The Fiscal Times reported last week that the State Department has missing files or incomplete files for more than $6 billion in State Department contracts. Steve Linick, State’s inspector general, issued a “management alert” warning that “significant financial risk and a lack of internal control at the department has led to billions of unaccounted for dollars over the last six years.”
“For instance,” writes the FT, “a recent investigation of the closeout process for contracts supporting the mission in Iraq, showed that auditors couldn’t find 33 of the 115 contract files totaling about $2.1 billion. Of the remaining 82 files, auditors said 48 contained insufficient documents required by federal law.”
State Department spokeswoman Marie Harf says the $6 billion isn’t missing, but that State is merely experiencing “bureaucratic issues,” which it’s addressing.
The lack of internal control is an apt description for what is wrong with the federal government, which seems incapable of controlling its spending.
Oh, how far we’ve come from the days of our grandparents, who lived through the Great Depression and World War II.
Then, slogans like “waste not, want not” and “use it up, wear it out, make it do or do without” were necessities not just for winning a war, but also for surviving as a family.
Then, children were told to clean their plates because somewhere in the world people were starving. The Puritan ethic reminded people to always live within their means.
I recall an address given by the late Catholic Bishop Fulton J. Sheen. He asked, “How do you define a football field?” His answer? “By its boundaries.”
Sheen’s point was that when boundaries are crossed, trouble ensues.
The Founders gave us a Constitution with boundaries that restrict the power and reach of government. We have exceeded those boundaries, which is why government no longer works and we have massive debt.
The duplicative nature of many government programs and the “eternal life” most seem to have without ever having to prove their effectiveness have contributed not only to the debt, but also to deepening cynicism felt by many Americans.
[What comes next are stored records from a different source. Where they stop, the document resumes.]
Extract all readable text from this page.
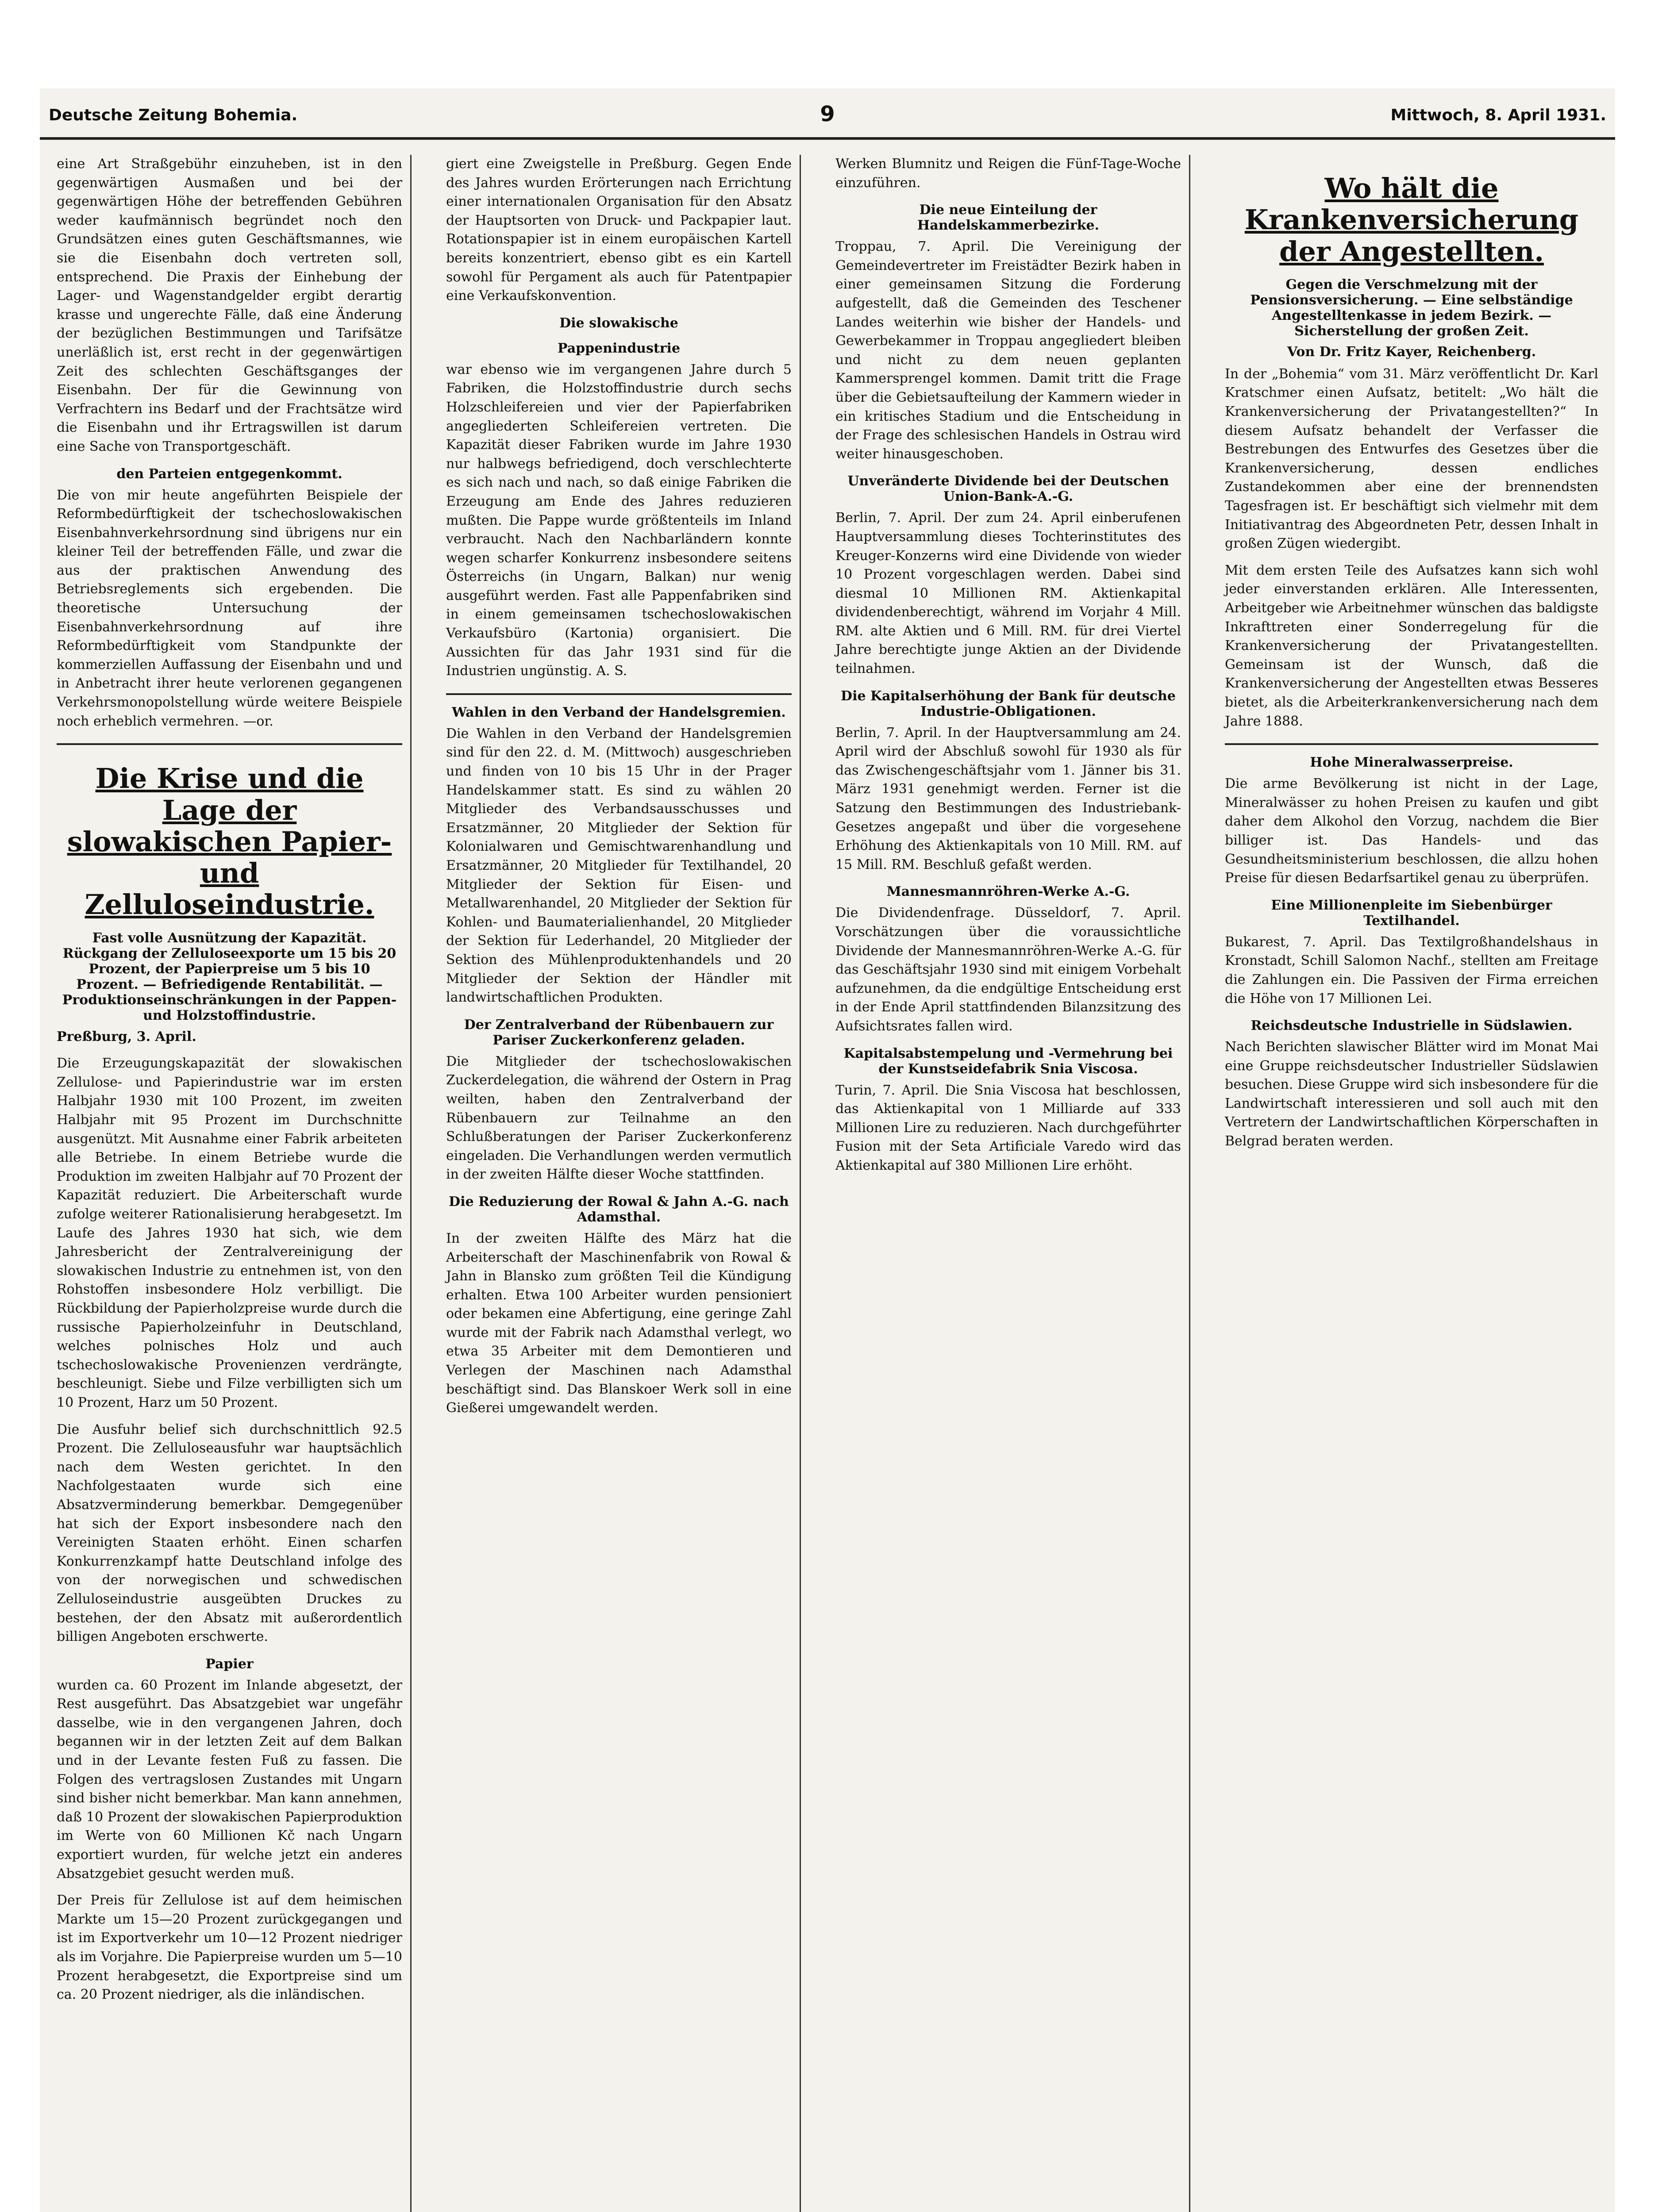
Deutsche Zeitung Bohemia.	9	Mittwoch, 8. April 1931.

eine Art Straßgebühr einzuheben, ist in den gegenwärtigen Ausmaßen und bei der gegenwärtigen Höhe der betreffenden Gebühren weder kaufmännisch begründet noch den Grundsätzen eines guten Geschäftsmannes, wie sie die Eisenbahn doch vertreten soll, entsprechend. Die Praxis der Einhebung der Lager- und Wagenstandgelder ergibt derartig krasse und ungerechte Fälle, daß eine Änderung der bezüglichen Bestimmungen und Tarifsätze unerläßlich ist, erst recht in der gegenwärtigen Zeit des schlechten Geschäftsganges der Eisenbahn. Der für die Gewinnung von Verfrachtern ins Bedarf und der Frachtsätze wird die Eisenbahn und ihr Ertragswillen ist darum eine Sache von Transportgeschäft.

den Parteien entgegenkommt.

Die von mir heute angeführten Beispiele der Reformbedürftigkeit der tschechoslowakischen Eisenbahnverkehrsordnung sind übrigens nur ein kleiner Teil der betreffenden Fälle, und zwar die aus der praktischen Anwendung des Betriebsreglements sich ergebenden. Die theoretische Untersuchung der Eisenbahnverkehrsordnung auf ihre Reformbedürftigkeit vom Standpunkte der kommerziellen Auffassung der Eisenbahn und und in Anbetracht ihrer heute verlorenen gegangenen Verkehrsmonopolstellung würde weitere Beispiele noch erheblich vermehren. —or.

Die Krise und die Lage der slowakischen Papier- und Zelluloseindustrie.

Fast volle Ausnützung der Kapazität. Rückgang der Zelluloseexporte um 15 bis 20 Prozent, der Papierpreise um 5 bis 10 Prozent. — Befriedigende Rentabilität. — Produktionseinschränkungen in der Pappen- und Holzstoffindustrie.

Preßburg, 3. April.

Die Erzeugungskapazität der slowakischen Zellulose- und Papierindustrie war im ersten Halbjahr 1930 mit 100 Prozent, im zweiten Halbjahr mit 95 Prozent im Durchschnitte ausgenützt. Mit Ausnahme einer Fabrik arbeiteten alle Betriebe. In einem Betriebe wurde die Produktion im zweiten Halbjahr auf 70 Prozent der Kapazität reduziert. Die Arbeiterschaft wurde zufolge weiterer Rationalisierung herabgesetzt. Im Laufe des Jahres 1930 hat sich, wie dem Jahresbericht der Zentralvereinigung der slowakischen Industrie zu entnehmen ist, von den Rohstoffen insbesondere Holz verbilligt. Die Rückbildung der Papierholzpreise wurde durch die russische Papierholzeinfuhr in Deutschland, welches polnisches Holz und auch tschechoslowakische Provenienzen verdrängte, beschleunigt. Siebe und Filze verbilligten sich um 10 Prozent, Harz um 50 Prozent.

Die Ausfuhr belief sich durchschnittlich 92.5 Prozent. Die Zelluloseausfuhr war hauptsächlich nach dem Westen gerichtet. In den Nachfolgestaaten wurde sich eine Absatzverminderung bemerkbar. Demgegenüber hat sich der Export insbesondere nach den Vereinigten Staaten erhöht. Einen scharfen Konkurrenzkampf hatte Deutschland infolge des von der norwegischen und schwedischen Zelluloseindustrie ausgeübten Druckes zu bestehen, der den Absatz mit außerordentlich billigen Angeboten erschwerte.

Papier

wurden ca. 60 Prozent im Inlande abgesetzt, der Rest ausgeführt. Das Absatzgebiet war ungefähr dasselbe, wie in den vergangenen Jahren, doch begannen wir in der letzten Zeit auf dem Balkan und in der Levante festen Fuß zu fassen. Die Folgen des vertragslosen Zustandes mit Ungarn sind bisher nicht bemerkbar. Man kann annehmen, daß 10 Prozent der slowakischen Papierproduktion im Werte von 60 Millionen Kč nach Ungarn exportiert wurden, für welche jetzt ein anderes Absatzgebiet gesucht werden muß.

Der Preis für Zellulose ist auf dem heimischen Markte um 15—20 Prozent zurückgegangen und ist im Exportverkehr um 10—12 Prozent niedriger als im Vorjahre. Die Papierpreise wurden um 5—10 Prozent herabgesetzt, die Exportpreise sind um ca. 20 Prozent niedriger, als die inländischen.

giert eine Zweigstelle in Preßburg. Gegen Ende des Jahres wurden Erörterungen nach Errichtung einer internationalen Organisation für den Absatz der Hauptsorten von Druck- und Packpapier laut. Rotationspapier ist in einem europäischen Kartell bereits konzentriert, ebenso gibt es ein Kartell sowohl für Pergament als auch für Patentpapier eine Verkaufskonvention.

Die slowakische

Pappenindustrie

war ebenso wie im vergangenen Jahre durch 5 Fabriken, die Holzstoffindustrie durch sechs Holzschleifereien und vier der Papierfabriken angegliederten Schleifereien vertreten. Die Kapazität dieser Fabriken wurde im Jahre 1930 nur halbwegs befriedigend, doch verschlechterte es sich nach und nach, so daß einige Fabriken die Erzeugung am Ende des Jahres reduzieren mußten. Die Pappe wurde größtenteils im Inland verbraucht. Nach den Nachbarländern konnte wegen scharfer Konkurrenz insbesondere seitens Österreichs (in Ungarn, Balkan) nur wenig ausgeführt werden. Fast alle Pappenfabriken sind in einem gemeinsamen tschechoslowakischen Verkaufsbüro (Kartonia) organisiert. Die Aussichten für das Jahr 1931 sind für die Industrien ungünstig. A. S.

Wahlen in den Verband der Handelsgremien.

Die Wahlen in den Verband der Handelsgremien sind für den 22. d. M. (Mittwoch) ausgeschrieben und finden von 10 bis 15 Uhr in der Prager Handelskammer statt. Es sind zu wählen 20 Mitglieder des Verbandsausschusses und Ersatzmänner, 20 Mitglieder der Sektion für Kolonialwaren und Gemischtwarenhandlung und Ersatzmänner, 20 Mitglieder für Textilhandel, 20 Mitglieder der Sektion für Eisen- und Metallwarenhandel, 20 Mitglieder der Sektion für Kohlen- und Baumaterialienhandel, 20 Mitglieder der Sektion für Lederhandel, 20 Mitglieder der Sektion des Mühlenproduktenhandels und 20 Mitglieder der Sektion der Händler mit landwirtschaftlichen Produkten.

Der Zentralverband der Rübenbauern zur Pariser Zuckerkonferenz geladen.

Die Mitglieder der tschechoslowakischen Zuckerdelegation, die während der Ostern in Prag weilten, haben den Zentralverband der Rübenbauern zur Teilnahme an den Schlußberatungen der Pariser Zuckerkonferenz eingeladen. Die Verhandlungen werden vermutlich in der zweiten Hälfte dieser Woche stattfinden.

Die Reduzierung der Rowal & Jahn A.-G. nach Adamsthal.

In der zweiten Hälfte des März hat die Arbeiterschaft der Maschinenfabrik von Rowal & Jahn in Blansko zum größten Teil die Kündigung erhalten. Etwa 100 Arbeiter wurden pensioniert oder bekamen eine Abfertigung, eine geringe Zahl wurde mit der Fabrik nach Adamsthal verlegt, wo etwa 35 Arbeiter mit dem Demontieren und Verlegen der Maschinen nach Adamsthal beschäftigt sind. Das Blanskoer Werk soll in eine Gießerei umgewandelt werden.

Werken Blumnitz und Reigen die Fünf-Tage-Woche einzuführen.

Die neue Einteilung der Handelskammerbezirke.

Troppau, 7. April. Die Vereinigung der Gemeindevertreter im Freistädter Bezirk haben in einer gemeinsamen Sitzung die Forderung aufgestellt, daß die Gemeinden des Teschener Landes weiterhin wie bisher der Handels- und Gewerbekammer in Troppau angegliedert bleiben und nicht zu dem neuen geplanten Kammersprengel kommen. Damit tritt die Frage über die Gebietsaufteilung der Kammern wieder in ein kritisches Stadium und die Entscheidung in der Frage des schlesischen Handels in Ostrau wird weiter hinausgeschoben.

Unveränderte Dividende bei der Deutschen Union-Bank-A.-G.

Berlin, 7. April. Der zum 24. April einberufenen Hauptversammlung dieses Tochterinstitutes des Kreuger-Konzerns wird eine Dividende von wieder 10 Prozent vorgeschlagen werden. Dabei sind diesmal 10 Millionen RM. Aktienkapital dividendenberechtigt, während im Vorjahr 4 Mill. RM. alte Aktien und 6 Mill. RM. für drei Viertel Jahre berechtigte junge Aktien an der Dividende teilnahmen.

Die Kapitalserhöhung der Bank für deutsche Industrie-Obligationen.

Berlin, 7. April. In der Hauptversammlung am 24. April wird der Abschluß sowohl für 1930 als für das Zwischengeschäftsjahr vom 1. Jänner bis 31. März 1931 genehmigt werden. Ferner ist die Satzung den Bestimmungen des Industriebank-Gesetzes angepaßt und über die vorgesehene Erhöhung des Aktienkapitals von 10 Mill. RM. auf 15 Mill. RM. Beschluß gefaßt werden.

Mannesmannröhren-Werke A.-G.

Die Dividendenfrage. Düsseldorf, 7. April. Vorschätzungen über die voraussichtliche Dividende der Mannesmannröhren-Werke A.-G. für das Geschäftsjahr 1930 sind mit einigem Vorbehalt aufzunehmen, da die endgültige Entscheidung erst in der Ende April stattfindenden Bilanzsitzung des Aufsichtsrates fallen wird.

Kapitalsabstempelung und -Vermehrung bei der Kunstseidefabrik Snia Viscosa.

Turin, 7. April. Die Snia Viscosa hat beschlossen, das Aktienkapital von 1 Milliarde auf 333 Millionen Lire zu reduzieren. Nach durchgeführter Fusion mit der Seta Artificiale Varedo wird das Aktienkapital auf 380 Millionen Lire erhöht.

Wo hält die Krankenversicherung der Angestellten.

Gegen die Verschmelzung mit der Pensionsversicherung. — Eine selbständige Angestelltenkasse in jedem Bezirk. — Sicherstellung der großen Zeit.

Von Dr. Fritz Kayer, Reichenberg.

In der „Bohemia“ vom 31. März veröffentlicht Dr. Karl Kratschmer einen Aufsatz, betitelt: „Wo hält die Krankenversicherung der Privatangestellten?“ In diesem Aufsatz behandelt der Verfasser die Bestrebungen des Entwurfes des Gesetzes über die Krankenversicherung, dessen endliches Zustandekommen aber eine der brennendsten Tagesfragen ist. Er beschäftigt sich vielmehr mit dem Initiativantrag des Abgeordneten Petr, dessen Inhalt in großen Zügen wiedergibt.

Mit dem ersten Teile des Aufsatzes kann sich wohl jeder einverstanden erklären. Alle Interessenten, Arbeitgeber wie Arbeitnehmer wünschen das baldigste Inkrafttreten einer Sonderregelung für die Krankenversicherung der Privatangestellten. Gemeinsam ist der Wunsch, daß die Krankenversicherung der Angestellten etwas Besseres bietet, als die Arbeiterkrankenversicherung nach dem Jahre 1888.

Hohe Mineralwasserpreise.

Die arme Bevölkerung ist nicht in der Lage, Mineralwässer zu hohen Preisen zu kaufen und gibt daher dem Alkohol den Vorzug, nachdem die Bier billiger ist. Das Handels- und das Gesundheitsministerium beschlossen, die allzu hohen Preise für diesen Bedarfsartikel genau zu überprüfen.

Eine Millionenpleite im Siebenbürger Textilhandel.

Bukarest, 7. April. Das Textilgroßhandelshaus in Kronstadt, Schill Salomon Nachf., stellten am Freitage die Zahlungen ein. Die Passiven der Firma erreichen die Höhe von 17 Millionen Lei.

Reichsdeutsche Industrielle in Südslawien.

Nach Berichten slawischer Blätter wird im Monat Mai eine Gruppe reichsdeutscher Industrieller Südslawien besuchen. Diese Gruppe wird sich insbesondere für die Landwirtschaft interessieren und soll auch mit den Vertretern der Landwirtschaftlichen Körperschaften in Belgrad beraten werden.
According to a recent Reason-Rupe poll, Americans were asked to guess between zero and 100 what percentage of their elected officials used their political power to help their friends and hurt their enemies. On average, the poll found that Americans think 70 percent of their elected officials do so.
In addition, those surveyed were asked to guess between zero and 100 what percentage of their elected officials are corrupted by special interests. They responded that 75 percent were probably corrupted by special interests.
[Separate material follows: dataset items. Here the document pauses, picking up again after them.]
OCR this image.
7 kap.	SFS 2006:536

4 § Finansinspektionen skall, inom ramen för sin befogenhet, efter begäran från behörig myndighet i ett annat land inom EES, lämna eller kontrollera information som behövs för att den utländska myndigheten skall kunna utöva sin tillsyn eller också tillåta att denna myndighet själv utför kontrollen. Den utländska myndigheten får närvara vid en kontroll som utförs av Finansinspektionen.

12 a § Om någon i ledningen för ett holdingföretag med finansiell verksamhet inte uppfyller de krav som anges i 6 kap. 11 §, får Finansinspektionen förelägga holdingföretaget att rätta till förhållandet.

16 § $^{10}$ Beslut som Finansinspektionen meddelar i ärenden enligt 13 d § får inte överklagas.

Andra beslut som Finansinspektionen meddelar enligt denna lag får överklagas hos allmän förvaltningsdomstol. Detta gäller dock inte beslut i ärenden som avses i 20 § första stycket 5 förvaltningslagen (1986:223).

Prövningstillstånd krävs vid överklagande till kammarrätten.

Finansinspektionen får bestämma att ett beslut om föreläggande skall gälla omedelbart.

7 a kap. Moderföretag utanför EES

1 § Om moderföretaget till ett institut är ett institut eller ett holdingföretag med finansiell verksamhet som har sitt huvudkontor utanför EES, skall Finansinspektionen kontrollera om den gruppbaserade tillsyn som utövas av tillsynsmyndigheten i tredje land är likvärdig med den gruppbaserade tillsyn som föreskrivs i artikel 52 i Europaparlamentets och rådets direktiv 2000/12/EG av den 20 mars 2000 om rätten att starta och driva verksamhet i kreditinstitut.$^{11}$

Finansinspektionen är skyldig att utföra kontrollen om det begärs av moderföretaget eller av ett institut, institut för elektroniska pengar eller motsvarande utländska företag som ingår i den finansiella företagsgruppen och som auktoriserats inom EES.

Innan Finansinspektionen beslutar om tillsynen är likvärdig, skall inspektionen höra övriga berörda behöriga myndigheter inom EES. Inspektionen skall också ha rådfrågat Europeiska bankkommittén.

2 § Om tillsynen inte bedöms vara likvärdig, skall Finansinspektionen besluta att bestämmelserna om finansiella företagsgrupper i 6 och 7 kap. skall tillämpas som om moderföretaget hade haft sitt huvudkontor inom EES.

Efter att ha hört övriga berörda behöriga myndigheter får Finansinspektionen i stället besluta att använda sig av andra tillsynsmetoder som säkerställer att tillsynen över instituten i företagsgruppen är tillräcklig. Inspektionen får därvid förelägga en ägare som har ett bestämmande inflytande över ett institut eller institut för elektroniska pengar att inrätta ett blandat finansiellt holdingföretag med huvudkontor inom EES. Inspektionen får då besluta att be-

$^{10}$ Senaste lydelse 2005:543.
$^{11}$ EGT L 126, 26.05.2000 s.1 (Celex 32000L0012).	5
Also according to the poll, Congress has an “approval rating” of just 17 percent and President Obama’s approval numbers continue to decline (43 percent), with 51 percent disapproving of his performance.
To return government to its constitutional boundaries, we need a new Grace Commission. Established in 1982 by President Reagan and headed by businessman J. Peter Grace, the Grace Commission conducted an audit of the federal government with the goal of eliminating waste, fraud and abuse.
Its voluminous report was presented to Congress, which promptly shelved it. In Washington, if you haven’t noticed, money is power.
What’s needed now is a new version of the Grace Commission that resembles the Base Realignment and Closure Commission (BRAC), tasked with closing outmoded military bases. Congress gave BRAC the power to close the bases and BRAC gave Congress cover so if anyone complained about lost jobs or negative economic effects in their districts, the commission could be blamed.
Most businesses conduct audits or internal reviews to make sure they are operating efficiently. Not the federal government.
Republicans, who have occasionally proposed fiscal restraint, should promise an audit of the federal government if voters return them to a Senate majority in November and the White House in 2016.
It will be difficult, but it must be done or the future of increasing debt and lack of personal responsibility will cripple the country, perhaps beyond healing.
Focusing on “what works” and getting rid of what doesn’t is the way back from the fiscal brink.
We had better start soon, though, because spending like there’s no tomorrow will ensure there isn’t one for the country bequeathed to us.